Q:

What is the difference between a wrist sprain and a fracture?

A:

People often assume that sprains are just less serious injuries than fractures. However, according to WebMD, sprains and fractures are different types of injury that affect connective tissue and bone, respectively. A fracture is when a bone breaks, and a sprain is the tearing and inflammation of tendons or ligaments.

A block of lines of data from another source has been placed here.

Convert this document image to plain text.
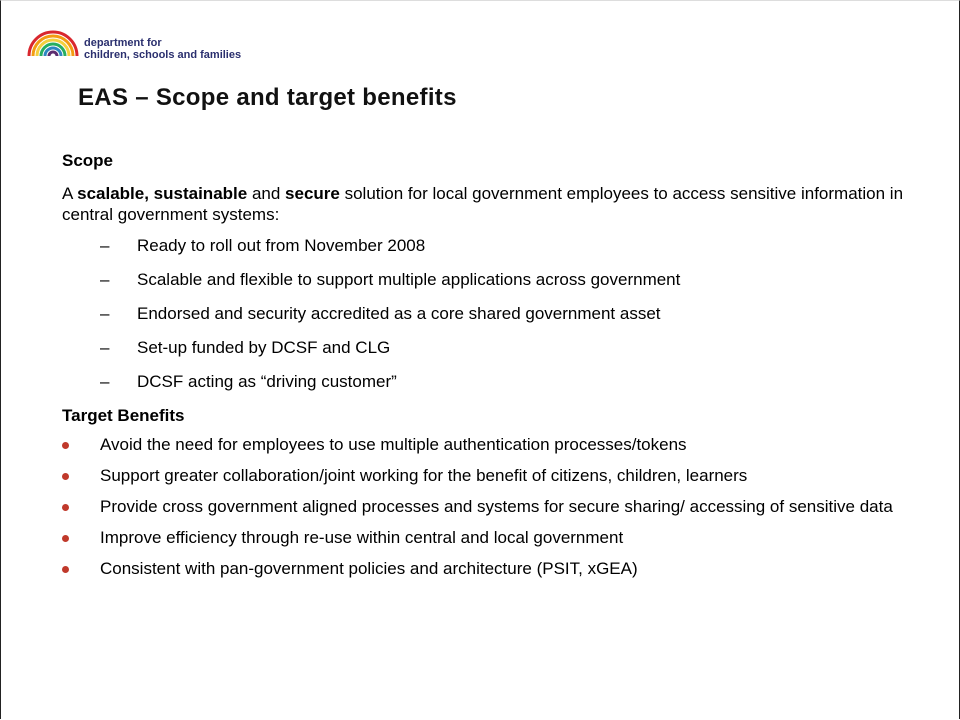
department for
children, schools and families
EAS – Scope and target benefits

Scope

A scalable, sustainable and secure solution for local government employees to access sensitive information in central government systems:

– Ready to roll out from November 2008
– Scalable and flexible to support multiple applications across government
– Endorsed and security accredited as a core shared government asset
– Set-up funded by DCSF and CLG
– DCSF acting as “driving customer”

Target Benefits

Avoid the need for employees to use multiple authentication processes/tokens
Support greater collaboration/joint working for the benefit of citizens, children, learners
Provide cross government aligned processes and systems for secure sharing/ accessing of sensitive data
Improve efficiency through re-use within central and local government
Consistent with pan-government policies and architecture (PSIT, xGEA)
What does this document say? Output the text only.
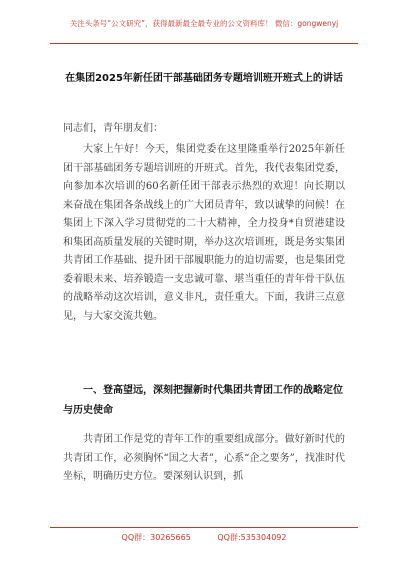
关注头条号“公文研究”，获得最新最全最专业的公文资料库！ 微信：gongwenyj
在集团2025年新任团干部基础团务专题培训班开班式上的讲话
同志们，青年朋友们：

大家上午好！今天，集团党委在这里隆重举行2025年新任团干部基础团务专题培训班的开班式。首先，我代表集团党委，向参加本次培训的60名新任团干部表示热烈的欢迎！向长期以来奋战在集团各条战线上的广大团员青年，致以诚挚的问候！在集团上下深入学习贯彻党的二十大精神，全力投身*自贸港建设和集团高质量发展的关键时期，举办这次培训班，既是务实集团共青团工作基础、提升团干部履职能力的迫切需要，也是集团党委着眼未来、培养锻造一支忠诚可靠、堪当重任的青年骨干队伍的战略举动这次培训，意义非凡，责任重大。下面，我讲三点意见，与大家交流共勉。

一、登高望远，深刻把握新时代集团共青团工作的战略定位与历史使命

共青团工作是党的青年工作的重要组成部分。做好新时代的共青团工作，必须胸怀“国之大者”，心系“企之要务”，找准时代坐标，明确历史方位。要深刻认识到，抓

QQ群：30265665	QQ群:535304092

The difference between these injuries is not a matter of severity; it is which part of the body is affected. WebMD explains that both fractures and sprains are potentially serious injuries, and they are often hard to tell apart since the damage is internal. According to HowStuffWorks, there are some signs that point to a fracture. Fractures are often accompanied by a loud crack or popping sound when the injury is sustained. Fractures are also sometimes characterized by a visible displacement of the bone, fragments of bone protruding through the skin, or abnormal movement of the bone. In the absence of such obvious signs, an X-ray is typically needed to tell the difference.

Sprains are the result of tearing in the tendons or ligaments of a joint, and they usually cause pain and tenderness, swelling, and discoloration of the area. However, these are also frequent symptoms of a fracture, and both sprains and fractures have the potential to develop serious complications if left untreated. Seek immediate medical attention when either injury is suspected so that a medical professional is able to make a proper determination and treat the injury accordingly.